Question

A solid sphere of mass $1 \,kg$ rolls without slipping on a plane surface Its kinetic energy is $7 \times 10^{-3} J$. The speed of the centre of mass of the sphere is ___$cm s ^{-1}$.

Hint:

For a rolling object, the total kinetic energy is the sum of translational and rotational kinetic energy, and the relationship between speed and moment of inertia depends on the object’s geometry.

Answer 1

Correct Answer: 10

To solve the problem of finding the speed of the center of mass of a rolling solid sphere, we start by considering the kinetic energy of the sphere. The total kinetic energy \( KE \) of a rolling object is the sum of its translational and rotational kinetic energy:

\( KE = KE_{\text{trans}} + KE_{\text{rot}} \)

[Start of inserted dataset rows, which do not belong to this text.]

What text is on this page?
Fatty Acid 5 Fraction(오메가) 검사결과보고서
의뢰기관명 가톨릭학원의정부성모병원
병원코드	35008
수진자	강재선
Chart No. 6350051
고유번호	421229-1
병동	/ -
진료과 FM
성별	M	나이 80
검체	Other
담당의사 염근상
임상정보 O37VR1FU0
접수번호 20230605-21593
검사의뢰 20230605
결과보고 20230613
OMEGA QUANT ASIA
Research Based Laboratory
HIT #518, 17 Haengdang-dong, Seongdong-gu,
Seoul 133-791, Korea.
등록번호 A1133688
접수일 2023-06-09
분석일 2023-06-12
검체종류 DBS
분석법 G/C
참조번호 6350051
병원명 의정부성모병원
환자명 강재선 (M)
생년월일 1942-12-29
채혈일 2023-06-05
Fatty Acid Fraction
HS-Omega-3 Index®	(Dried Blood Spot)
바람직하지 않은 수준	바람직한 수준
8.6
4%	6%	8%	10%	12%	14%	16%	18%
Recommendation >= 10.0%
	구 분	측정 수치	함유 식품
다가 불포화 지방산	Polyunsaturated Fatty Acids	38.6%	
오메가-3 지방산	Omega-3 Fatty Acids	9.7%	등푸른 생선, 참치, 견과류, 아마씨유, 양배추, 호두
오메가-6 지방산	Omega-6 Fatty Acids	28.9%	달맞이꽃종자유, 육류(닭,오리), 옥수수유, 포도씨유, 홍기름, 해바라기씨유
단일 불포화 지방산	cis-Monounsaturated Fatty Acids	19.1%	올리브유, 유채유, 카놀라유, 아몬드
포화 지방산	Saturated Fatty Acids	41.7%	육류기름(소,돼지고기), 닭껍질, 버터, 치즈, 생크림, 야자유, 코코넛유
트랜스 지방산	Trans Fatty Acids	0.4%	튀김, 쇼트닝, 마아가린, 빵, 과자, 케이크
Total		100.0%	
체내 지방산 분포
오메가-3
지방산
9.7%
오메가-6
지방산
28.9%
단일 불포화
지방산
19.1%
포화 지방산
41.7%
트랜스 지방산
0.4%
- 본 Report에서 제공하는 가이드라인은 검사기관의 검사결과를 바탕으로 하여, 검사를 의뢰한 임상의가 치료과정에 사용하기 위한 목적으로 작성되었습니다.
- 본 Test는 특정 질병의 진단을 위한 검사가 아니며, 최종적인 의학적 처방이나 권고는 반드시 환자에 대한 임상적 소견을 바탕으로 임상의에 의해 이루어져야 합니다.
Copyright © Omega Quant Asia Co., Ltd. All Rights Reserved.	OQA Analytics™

For a solid sphere rolling without slipping, the translational kinetic energy is given by:

\( KE_{\text{trans}} = \frac{1}{2} mv^2 \)

And the rotational kinetic energy is given by:

\( KE_{\text{rot}} = \frac{1}{2} I \omega^2 \)

For a solid sphere, the moment of inertia \( I \) is \( \frac{2}{5}mr^2 \) and the angular velocity \( \omega \) is related to the linear velocity \( v \) by \( \omega = \frac{v}{r} \). Hence, the rotational kinetic energy becomes:

\( KE_{\text{rot}} = \frac{1}{2} \times \frac{2}{5}mr^2 \left(\frac{v}{r}\right)^2 = \frac{1}{5}mv^2 \)

Substitute the expressions for \( KE_{\text{trans}} \) and \( KE_{\text{rot}} \) into the equation for total kinetic energy:

\( KE = \frac{1}{2}mv^2 + \frac{1}{5}mv^2 = \frac{7}{10}mv^2 \)

We are given \( KE = 7 \times 10^{-3} \, J \) and \( m = 1 \, kg \). Substituting these values, we get:

\( 7 \times 10^{-3} = \frac{7}{10} \times 1 \times v^2 \)

Simplifying,

\( v^2 = 10 \times 7 \times 10^{-3} / 7 = 10 \times 10^{-3} \)

\( v^2 = 10^{-2} \)

\( v = \sqrt{10^{-2}} = 0.1 \, m/s \)

Converting this speed to cm/s:

\( v = 0.1 \times 100 = 10 \, cm/s \)

The speed of the center of mass of the sphere is \( 10 \, cm/s \), which fits within the provided range of 10,10.